Tornar-se sem-abrigo resulta de um processo progressivo de perda de laços afiliativos com as várias estruturas sociais: a família, a escola, o trabalho, a religião, a política e o lazer (Bahr, 1973).”

Como é possível este paradoxo de as sociedades mais desenvolvidas produzirem pessoas-lixo? Para não falar de Portugal, em que é a Santa Casa da Misericórdia, e não o Estado, a sair para a rua para fazer o levantamento dos sem-abrigo, e a gizar e aplicar medidas para minorar a sua situação, talvez que uma parte importante da resposta a esta questão esteja no modo como, por exemplo, a Comissão Europeia aborda o fenómeno:

“A Comissão Europeia reconhece que o fenómeno dos sem-abrigo é uma questão complexa, pois não diz respeito exclusivamente a uma ausência de habitação. Muitos dos sem abrigo também se debatem com múltiplos problemas – doença mental e física, desemprego – que os arrastam para uma espiral de pobreza. Por isso, diz ainda a Comissão «é essencial não focar apenas as pessoas que vivem na rua, mas considerar o fenómeno dos sem-abrigo numa perspectiva mais abrangente» (cit. in Comissão Europeia, 2003).”

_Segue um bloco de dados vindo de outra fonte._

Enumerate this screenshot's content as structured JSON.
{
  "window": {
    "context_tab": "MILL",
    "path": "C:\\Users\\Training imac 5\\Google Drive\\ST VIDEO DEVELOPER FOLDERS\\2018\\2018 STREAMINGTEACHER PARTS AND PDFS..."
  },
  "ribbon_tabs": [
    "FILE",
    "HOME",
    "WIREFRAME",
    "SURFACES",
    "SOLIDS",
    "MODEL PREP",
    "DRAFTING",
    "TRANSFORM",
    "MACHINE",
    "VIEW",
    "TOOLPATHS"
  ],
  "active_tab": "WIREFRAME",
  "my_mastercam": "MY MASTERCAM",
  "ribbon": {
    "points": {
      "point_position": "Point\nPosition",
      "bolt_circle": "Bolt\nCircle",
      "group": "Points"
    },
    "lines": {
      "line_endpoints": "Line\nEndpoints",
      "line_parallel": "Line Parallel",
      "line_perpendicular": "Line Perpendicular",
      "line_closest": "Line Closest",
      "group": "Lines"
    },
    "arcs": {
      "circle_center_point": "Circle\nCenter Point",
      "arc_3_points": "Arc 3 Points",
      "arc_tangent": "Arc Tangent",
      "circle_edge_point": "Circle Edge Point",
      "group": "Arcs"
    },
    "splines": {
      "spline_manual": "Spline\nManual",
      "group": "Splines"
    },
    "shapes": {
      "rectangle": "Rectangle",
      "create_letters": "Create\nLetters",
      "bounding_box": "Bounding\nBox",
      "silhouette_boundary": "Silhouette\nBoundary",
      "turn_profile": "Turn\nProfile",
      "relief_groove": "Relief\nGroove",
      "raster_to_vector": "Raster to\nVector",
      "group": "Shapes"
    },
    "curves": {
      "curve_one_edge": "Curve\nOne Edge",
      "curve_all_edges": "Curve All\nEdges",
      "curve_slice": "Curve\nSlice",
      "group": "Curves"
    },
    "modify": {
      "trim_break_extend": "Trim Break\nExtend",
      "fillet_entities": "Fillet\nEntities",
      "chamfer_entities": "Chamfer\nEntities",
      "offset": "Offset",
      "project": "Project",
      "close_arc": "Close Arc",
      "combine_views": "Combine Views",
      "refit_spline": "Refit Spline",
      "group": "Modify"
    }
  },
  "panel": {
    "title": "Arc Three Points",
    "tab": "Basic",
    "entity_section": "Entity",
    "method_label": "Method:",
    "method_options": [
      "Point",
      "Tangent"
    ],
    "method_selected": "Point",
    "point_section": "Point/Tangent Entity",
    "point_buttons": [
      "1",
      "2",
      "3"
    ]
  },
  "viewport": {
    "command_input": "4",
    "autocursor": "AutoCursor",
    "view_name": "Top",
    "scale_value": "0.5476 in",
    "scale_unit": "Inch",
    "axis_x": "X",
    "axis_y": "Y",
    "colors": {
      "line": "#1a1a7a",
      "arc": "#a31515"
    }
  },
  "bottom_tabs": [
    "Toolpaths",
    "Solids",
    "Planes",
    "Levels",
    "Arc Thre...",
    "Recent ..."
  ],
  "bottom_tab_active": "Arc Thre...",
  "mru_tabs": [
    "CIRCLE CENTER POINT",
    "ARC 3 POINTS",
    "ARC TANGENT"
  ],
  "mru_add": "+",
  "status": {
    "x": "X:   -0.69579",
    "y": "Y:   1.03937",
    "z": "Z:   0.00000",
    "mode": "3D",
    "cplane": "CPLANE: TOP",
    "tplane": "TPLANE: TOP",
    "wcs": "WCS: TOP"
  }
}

Como se pode, de facto, procurar resolver o grave problema social das pessoas sem-abrigo quando se considera “essencial não focar apenas as pessoas que vivem na rua”? Os resultados desta abordagem política estão à vista nas ruas e nas estatísticas: 116 milhões de pobres ou em risco de pobreza na União Europeia, em Março de 2013. Se o desemprego galopante arrasta as pessoas para a pobreza ou para o seu limiar, não se deve, no entanto, confundir os sem-abrigo com os pobres que, melhor ou pior, têm casa, relações familiares e/ou de vizinhança e uma qualquer fonte de rendimento. As pessoas-lixo estão, sozinhas, na base da pirâmide social, mas a solução desta chaga social devia estar no topo de uma agenda política decente.

Nota: As partes do texto em itálico foram extraídas do sítio da AMI (Tese de mestrado de Ana Ferreira Martins: "Mulheres Sem Abrigo na Cidade de Lisboa" - Fev2007).